If I used modulo arithmetic how would the query optimizer know which table
to include and exclude? For example say I did modulo 100 based on the field
client_id.  I create a base table with the trigger to insert the data into
the proper child table. Each table has the constraint (client_id % 100) = X

So if I do select from base table where client_id = 10  would postgres know
to only select from client_table_10? Normally I would always have a
client_id in my queries so hopefully the this could be very efficient.





On Sat, Feb 14, 2015 at 5:12 AM, Vick Khera <vi...@khera.org> wrote:

>
> On Thu, Feb 12, 2015 at 7:44 PM, Tim Uckun <timuc...@gmail.com> wrote:
>
>> Does anybody have experience with huge number of partitions if so where
>> did you start running into trouble?
>>
>
> I use an arbitrary 100-way split for a lot of tracking info.
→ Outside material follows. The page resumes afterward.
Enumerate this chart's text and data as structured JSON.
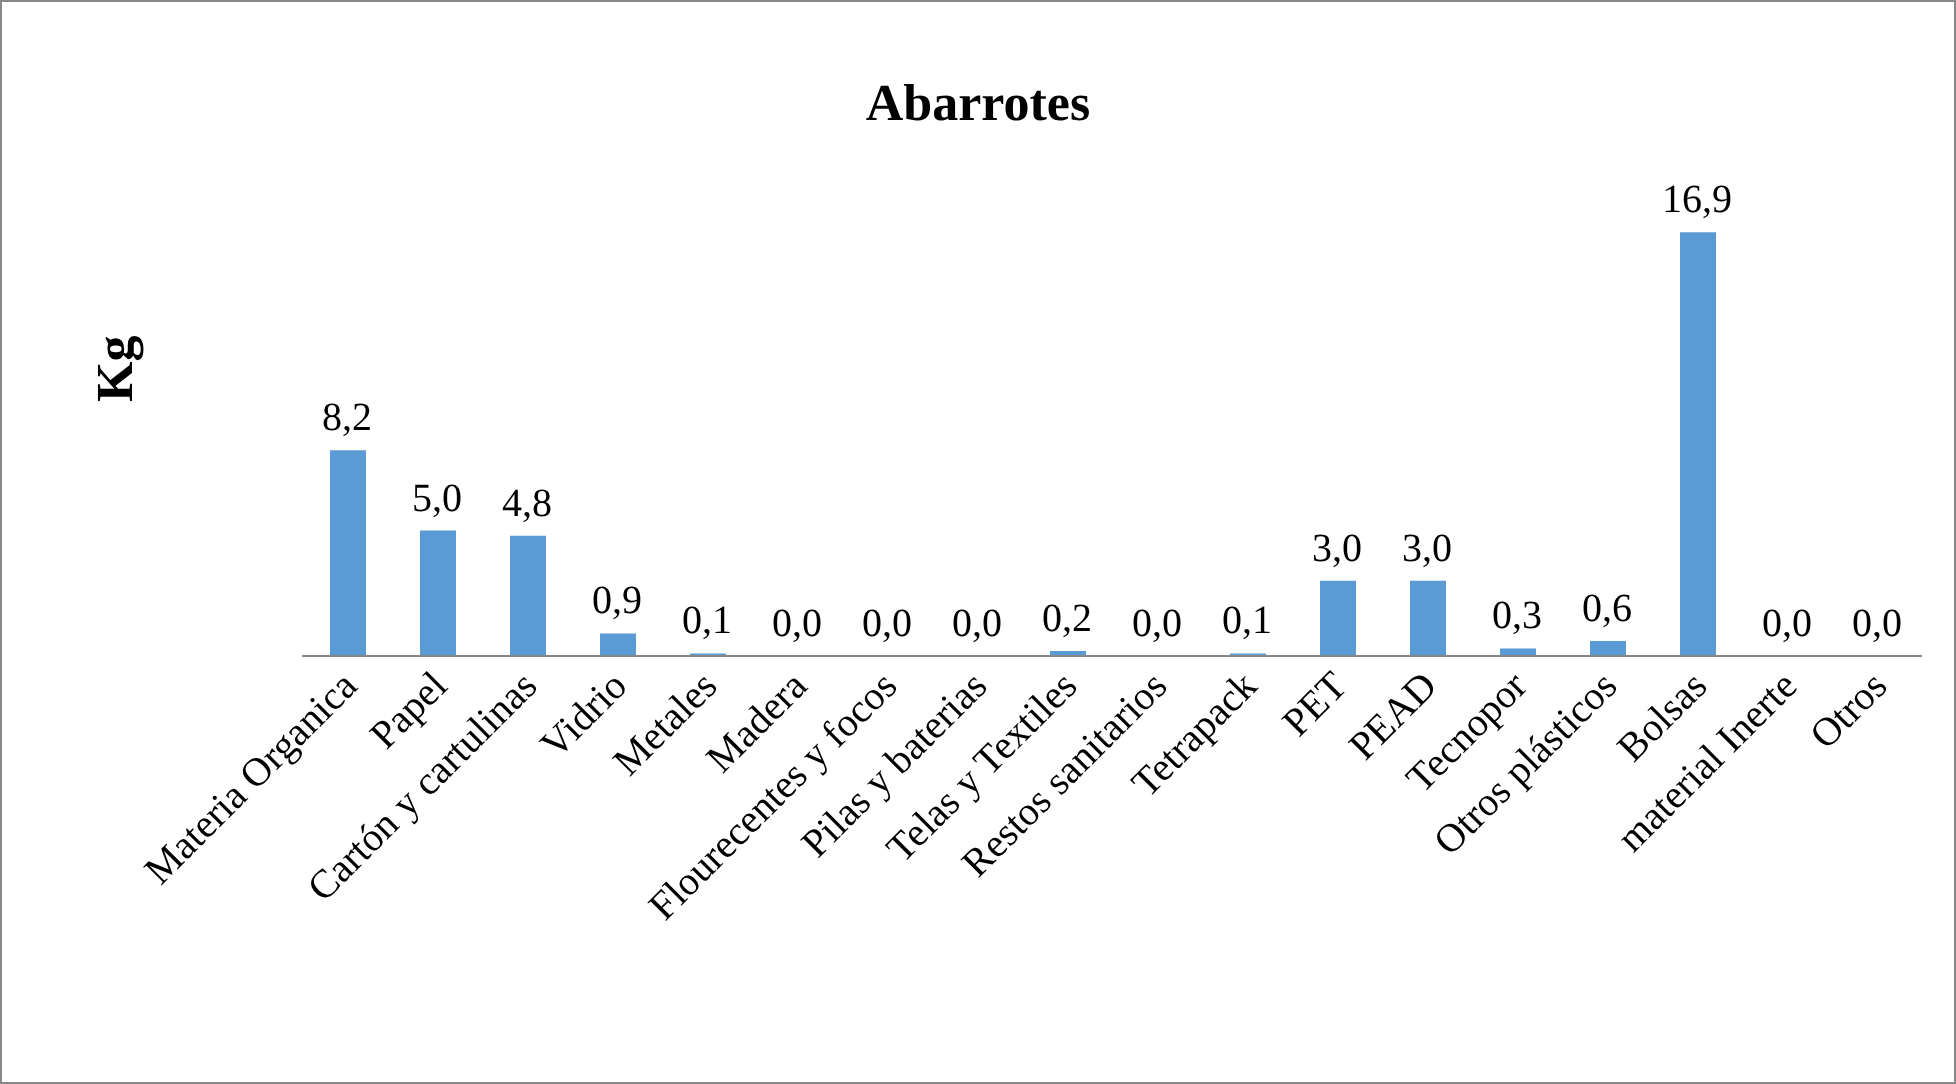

Just modulo
> 100 on the ID column. I've never had any issues with that. If you can
> adjust your queries to pick the right partition ahead of time, which I am
> able to do for many queries, the number of partitions shouldn't matter
> much. Only rarely do I need to query the primary table.
>
> I don't think your plan for 365 partitions is outrageous on modern large
> hardware. For 1000 partitions, I don't know. It will depend on how you can
> optimize your queries before giving them to postgres.